Articles on Luis Rodriguez and reviews of his works have appeared in the New York Times, Los Angeles Times, La Opinion (L.A. leading Spanish language publication), Washington Post, Christian Science Monitor, Oakland Tribune, San Francisco Examiner, Associated Press, L.A. Weekly, The Face Magazine, Entertainment Weekly, Kirkus Review, Publishers Weekly, Library Journal, People Magazine (En Espanol), and many more publications, including in Brazil, Mexico, Argentina, Guatemala, Venezuela, Japan, Germany, Italy, and more.
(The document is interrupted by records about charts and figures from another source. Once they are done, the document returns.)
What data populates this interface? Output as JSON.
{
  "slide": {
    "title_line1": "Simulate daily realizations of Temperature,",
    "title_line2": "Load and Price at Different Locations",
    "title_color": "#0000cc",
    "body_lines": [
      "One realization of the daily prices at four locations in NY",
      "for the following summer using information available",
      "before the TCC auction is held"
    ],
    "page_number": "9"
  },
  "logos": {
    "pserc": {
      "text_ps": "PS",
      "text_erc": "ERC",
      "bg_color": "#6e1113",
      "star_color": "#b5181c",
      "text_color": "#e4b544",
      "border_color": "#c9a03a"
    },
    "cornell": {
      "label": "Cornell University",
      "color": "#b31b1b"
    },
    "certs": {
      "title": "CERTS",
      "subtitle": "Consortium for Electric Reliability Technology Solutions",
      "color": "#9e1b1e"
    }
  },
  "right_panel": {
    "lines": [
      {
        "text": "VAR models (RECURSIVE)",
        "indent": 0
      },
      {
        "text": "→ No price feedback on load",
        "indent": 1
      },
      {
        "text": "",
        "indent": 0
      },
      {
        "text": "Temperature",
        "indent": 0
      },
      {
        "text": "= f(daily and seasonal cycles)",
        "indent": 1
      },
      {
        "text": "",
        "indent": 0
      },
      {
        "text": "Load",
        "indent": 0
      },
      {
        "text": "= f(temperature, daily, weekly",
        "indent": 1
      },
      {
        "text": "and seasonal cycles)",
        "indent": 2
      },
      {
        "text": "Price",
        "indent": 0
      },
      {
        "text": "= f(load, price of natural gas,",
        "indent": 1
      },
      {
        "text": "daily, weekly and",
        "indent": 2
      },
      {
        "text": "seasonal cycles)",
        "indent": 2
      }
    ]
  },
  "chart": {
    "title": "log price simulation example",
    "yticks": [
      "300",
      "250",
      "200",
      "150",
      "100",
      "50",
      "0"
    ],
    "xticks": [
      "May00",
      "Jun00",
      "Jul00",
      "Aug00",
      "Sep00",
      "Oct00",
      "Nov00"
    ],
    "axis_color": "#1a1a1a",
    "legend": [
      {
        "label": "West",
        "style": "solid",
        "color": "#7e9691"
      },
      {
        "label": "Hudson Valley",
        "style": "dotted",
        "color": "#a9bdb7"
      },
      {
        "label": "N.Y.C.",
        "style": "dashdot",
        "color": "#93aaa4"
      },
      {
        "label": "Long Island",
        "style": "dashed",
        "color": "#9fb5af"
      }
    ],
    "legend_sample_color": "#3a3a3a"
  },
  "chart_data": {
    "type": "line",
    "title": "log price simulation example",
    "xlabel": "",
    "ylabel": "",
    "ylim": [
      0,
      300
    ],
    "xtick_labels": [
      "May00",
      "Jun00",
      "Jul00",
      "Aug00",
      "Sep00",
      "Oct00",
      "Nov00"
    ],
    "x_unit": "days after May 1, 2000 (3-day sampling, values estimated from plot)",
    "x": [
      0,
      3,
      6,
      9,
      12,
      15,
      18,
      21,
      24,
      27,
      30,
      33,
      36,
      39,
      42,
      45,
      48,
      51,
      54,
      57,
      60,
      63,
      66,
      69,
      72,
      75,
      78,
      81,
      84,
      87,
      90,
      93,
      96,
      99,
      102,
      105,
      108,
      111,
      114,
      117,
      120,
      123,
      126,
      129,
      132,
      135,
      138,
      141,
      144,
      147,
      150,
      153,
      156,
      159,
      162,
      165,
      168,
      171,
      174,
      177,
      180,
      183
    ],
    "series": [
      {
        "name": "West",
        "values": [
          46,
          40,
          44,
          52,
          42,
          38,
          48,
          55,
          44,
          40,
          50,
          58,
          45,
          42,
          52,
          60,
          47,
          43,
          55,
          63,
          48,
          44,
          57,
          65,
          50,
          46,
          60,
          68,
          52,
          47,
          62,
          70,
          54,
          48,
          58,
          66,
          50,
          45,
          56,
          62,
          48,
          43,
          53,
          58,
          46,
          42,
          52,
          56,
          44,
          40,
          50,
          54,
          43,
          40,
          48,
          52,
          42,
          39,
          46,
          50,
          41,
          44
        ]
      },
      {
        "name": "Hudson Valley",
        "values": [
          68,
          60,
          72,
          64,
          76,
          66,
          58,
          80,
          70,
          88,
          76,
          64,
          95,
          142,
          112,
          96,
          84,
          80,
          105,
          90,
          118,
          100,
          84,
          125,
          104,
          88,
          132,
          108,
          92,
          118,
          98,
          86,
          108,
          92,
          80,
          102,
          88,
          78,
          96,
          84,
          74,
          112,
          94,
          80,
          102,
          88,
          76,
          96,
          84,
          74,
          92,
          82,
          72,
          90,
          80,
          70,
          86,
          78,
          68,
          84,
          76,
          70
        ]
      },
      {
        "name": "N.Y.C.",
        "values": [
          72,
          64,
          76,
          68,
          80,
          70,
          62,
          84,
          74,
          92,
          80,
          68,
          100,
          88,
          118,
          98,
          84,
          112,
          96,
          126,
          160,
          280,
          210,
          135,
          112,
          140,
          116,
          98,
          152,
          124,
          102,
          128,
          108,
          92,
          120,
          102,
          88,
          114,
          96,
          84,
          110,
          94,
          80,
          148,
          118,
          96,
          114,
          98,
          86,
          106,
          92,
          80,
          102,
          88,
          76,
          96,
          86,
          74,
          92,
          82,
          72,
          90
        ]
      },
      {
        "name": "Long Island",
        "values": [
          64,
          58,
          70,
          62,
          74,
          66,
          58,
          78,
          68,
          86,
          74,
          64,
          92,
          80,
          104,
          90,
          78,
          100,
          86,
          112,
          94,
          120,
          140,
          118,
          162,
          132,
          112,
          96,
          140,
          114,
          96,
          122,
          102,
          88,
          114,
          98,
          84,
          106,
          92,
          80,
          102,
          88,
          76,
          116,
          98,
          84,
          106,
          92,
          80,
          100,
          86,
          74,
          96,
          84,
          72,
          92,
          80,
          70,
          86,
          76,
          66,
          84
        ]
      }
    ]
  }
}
Luis’s poems and articles have appeared in college & high school textbooks throughout the U.S. and Europe. He’s been a daily newspaper writer, a weekly newspaper writer, freelancer, and he’s done radio productions/writing for L.A.’s KPFK-FM, California Public Radio, Chicago’s WMAQ-AM’s All-News radio, and WBEZ-FM. He’s also been a recurring honorary co-host with Dominique DiPrima on KJLH-FM’s “Front Page” talk show in L.A. And his writings have appeared in The Nation, New York Times, Los Angeles Times, Chicago Tribune, U.S. News & World Report, L.A. Weekly, Philadelphia Inquirer Magazine, American Poetry Review, The Bloomsbury Review, San Jose Mercury, Grand Street, Utne Reader, Rock & Rap Confidential, Fox News Latino, National Public Radio’s Latino USA, The Huffington Post, The Progressive, and others.